We’re learning about our own history, our own migrations, but we have to do something different for the future. A major producer once argued that we have two hopes for humanity, one is to be able to populate distant planets, and the other is to alter our genetic code so we can survive in a very deteriorated environment here on the planet.
We’re working on both, and there are some exciting changes. Science is changing things very quickly. Think about how the Internet has changed all of our lives in the last decade or so. I assume most people here have an iPad, and that’s three years old, barely? And it’s hard to imagine life without an iPad in our culture. But very soon we’re going to be able to send something else across the Internet. We can now send biology at the speed of light, and this is one of the implications of our work, which we recorded two years ago making the first synthetic life form. We completely synthesized the genetic code of a cell starting with a digital code in the computer—it’s the ultimate interface between computers and biology. The digital code and the genetic code have a lot in common; something Schrodinger pointed out in 1943, saying it could be something as simple as the Morse code.
Digital code, as you know, is a binary code, and ones and zeroes, and your genetic code is literally four-base code with ACGs and Ts. We can now readily convert in between the two, and we can define life at its most basic level. Things that were a mystery fifty, sixty, seventy years ago, we now understand completely.
The idea that you’re basically a DNA-driven software device is not the view that people necessarily have of themselves. But every cell on this planet works that way in a biological-to-mechanical kind of fashion. No brain controlling what happens with DNA reading and protein synthesis in your cells. The combination of one hundred trillion cells gives different people different abilities to make wonderful music, to make science advances, to think, but every one of those cells operates in the same fashion. And that means we will be able to decode how the brain functions by understanding these same mechanisms. There’s no need to evoke mysticism or a higher being. That’s what Schrodinger did seventy years ago. He couldn’t explain things, so he did what people do when they can’t explain something. He evokes mysticism. But science is getting very advanced with regard our understanding life. We know what it is, and we now know how to reproduce it. We produce life by writing new software.
But DNA is not the engine of life, it’s the software of life; the proteins are the engines, they’re driven directly by that code in a very understandable, predictable fashion now. This has implications in many different areas.
We have teams trying to work on new sources of food, actually designing new food in the computer. It may be awhile before they taste as wonderful as some of the food we had tonight, but we can actually design foods that have very high nutritional components to them, and we’re learning a lot as a society about food chemistry. The Olympics are about to hit London. Many of the Olympic athletes have special physicians and nutritionists. They’re giving them certain types of proteins. These Olympic trainers can actually sculpt people’s bodies in very specific fashions, depending on which muscle groups they want it to go.

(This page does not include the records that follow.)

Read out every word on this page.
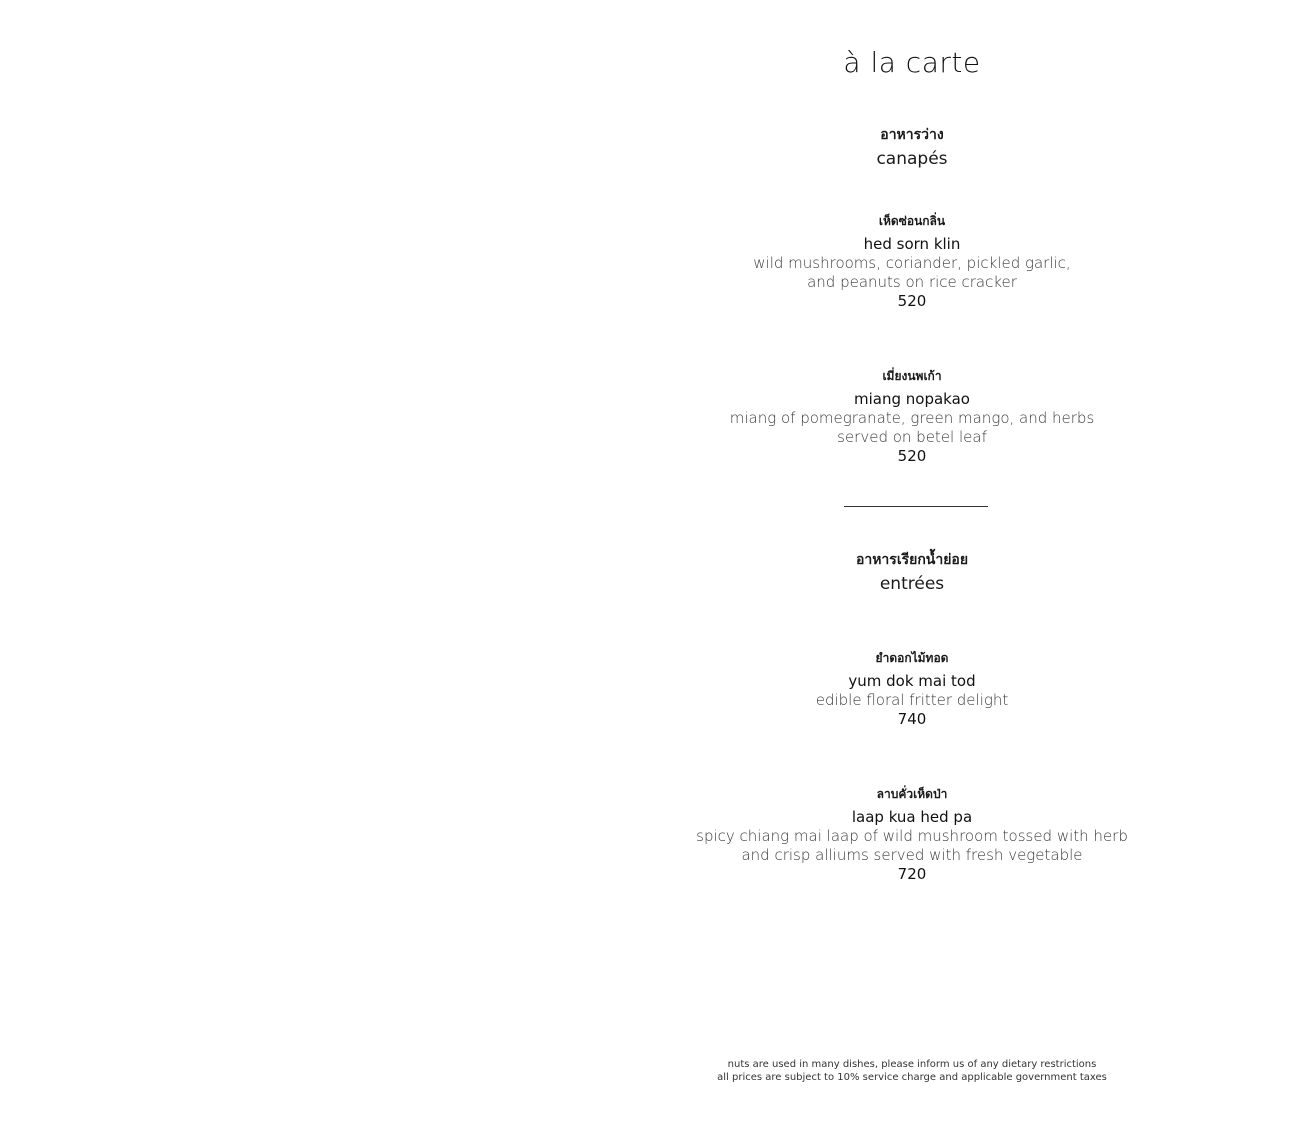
à la carte
อาหารว่าง
canapés
เห็ดซ่อนกลิ่น
hed sorn klin
wild mushrooms, coriander, pickled garlic,
and peanuts on rice cracker
520
เมี่ยงนพเก้า
miang nopakao
miang of pomegranate, green mango, and herbs
served on betel leaf
520
อาหารเรียกน้ำย่อย
entrées
ยำดอกไม้ทอด
yum dok mai tod
edible floral fritter delight
740
ลาบคั่วเห็ดป่า
laap kua hed pa
spicy chiang mai laap of wild mushroom tossed with herb
and crisp alliums served with fresh vegetable
720
nuts are used in many dishes, please inform us of any dietary restrictions
all prices are subject to 10% service charge and applicable government taxes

We are chemical beings, and we’re software-driven beings, and once you understand that, then you can write new software. Anything becomes possible. We’re trying to design cells to make new sources of energy, recycling carbon dioxide, getting these same cells to maybe use their recycled CO2 to make food, as well as fuel. It was an exciting change at least at a stage when we’re exhausting our existing natural resources, and unless we can just stop population expansion, we have to do something pretty drastic in new sources of food, fuel, water and medicine.
It’s an exciting time for science, it’s an exciting time for society, but I’m sure there are a lot of strange thoughts running through your minds about the implications of some of this and where it might take us. We were tossing around ideas earlier. We’re trying to make meat just by making beef and chicken muscle proteins without the cow and the chicken. And so I was calling it “motherless meat”. And then Brian Eno came up with the line that it was “murderless” meat.
Those of you who are vegetarians are going to have real dilemmas in the future of not knowing what’s meat and what’s vegetable, because in fact, we can grow these meat proteins in vegetables. In fact, vegetables have most of the same proteins that are in meat anyway. Our definitions of life are getting clearer; the social ambiguities are getting greater.